You've earned your education degree, done your student teaching, completed the state required certifications, and found a job. Congratulations! You are about to embark on a lifetime of learning, because in order to be the best possible teacher you can be, you must always also remain a student.
One of the ways your district ensures their teachers continue to keep abreast of new instructional methods, teaching techniques, and curriculum choices in through continuing education. This can come in many forms. Some teachers just love to learn, and seek out opportunities to sign up for classes at the university or teacher college level that will increase their range of specialties. This is a smart move, because it allows such teachers greater content understanding as well as greater skills. Should they decide to pursue a specialty, they may be rewarded with a higher salary and greater degree of independence.

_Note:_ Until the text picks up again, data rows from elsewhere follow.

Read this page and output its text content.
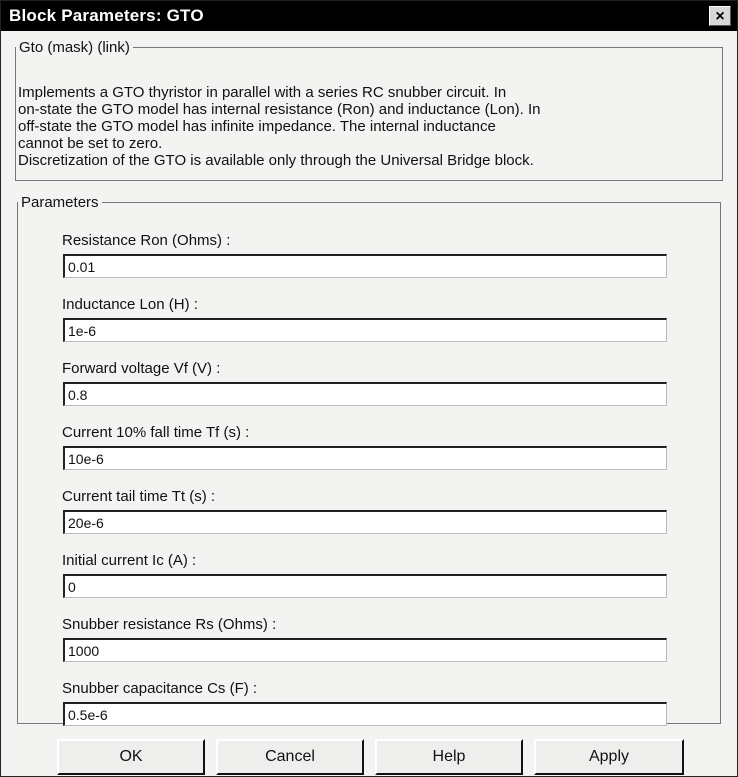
Block Parameters: GTO	×
Gto (mask) (link)
Implements a GTO thyristor in parallel with a series RC snubber circuit. In
on-state the GTO model has internal resistance (Ron) and inductance (Lon). In
off-state the GTO model has infinite impedance. The internal inductance
cannot be set to zero.
Discretization of the GTO is available only through the Universal Bridge block.
Parameters
Resistance Ron (Ohms) :
0.01
Inductance Lon (H) :
1e-6
Forward voltage Vf (V) :
0.8
Current 10% fall time Tf (s) :
10e-6
Current tail time Tt (s) :
20e-6
Initial current Ic (A) :
0
Snubber resistance Rs (Ohms) :
1000
Snubber capacitance Cs (F) :
0.5e-6
OK	Cancel	Help	Apply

Other options include class or course offerings at teacher education organizations, teacher training centers, and the like. Some of these centers are part of a school district (or shared by two or more districts), and bring in outside specialists on a regular basis to make sure classroom teachers are aware of developments in technology, research, academics, behavioral models, special needs, and so forth.
Yet another option are teacher- led initiatives which involve professional development that has been designed by teachers who have identified a particular type of need. Often, the resulting workshops are offered within a building during professional development days.
If a district or building discovers an issue or problem that is widespread, this will often be addressed by bringing a recognized expert in to present a workshop or series of workshops. For example, a district that has experienced an increasingly dangerous degree of bullying might require all staff members attend one or more continuing education opportunities that addresses this issue.
All states are required to provide ongoing continuing education to teachers, and all teachers are required by their individual states to fulfill a certain number of hours or classes. Typically a renewal period of three to five years includes a set number of continuing professional education hours that must be completed in order to obtain a certification renewal. Some of the topics addressed might include content area understanding; professional ethics; standards of conduct; district objectives; new research results regarding how children learn; acceptable and effective methods of discipline; teaching across the curriculum; changes to state or federal laws governing educational policies; working with special needs; maintaining classroom diversity; encouraging parental involvement within the classroom and within the home; developing reading skills; increasing the use of technology within the classroom.
In some cases, teachers are free to choose which workshops or continuing education programs to attend. However, some content areas may require the participation of all staff members. In many cases, continuing certification is obtained only after teachers have completed the continuing education requirements and demonstrated their understanding through testing, observation or other assessments.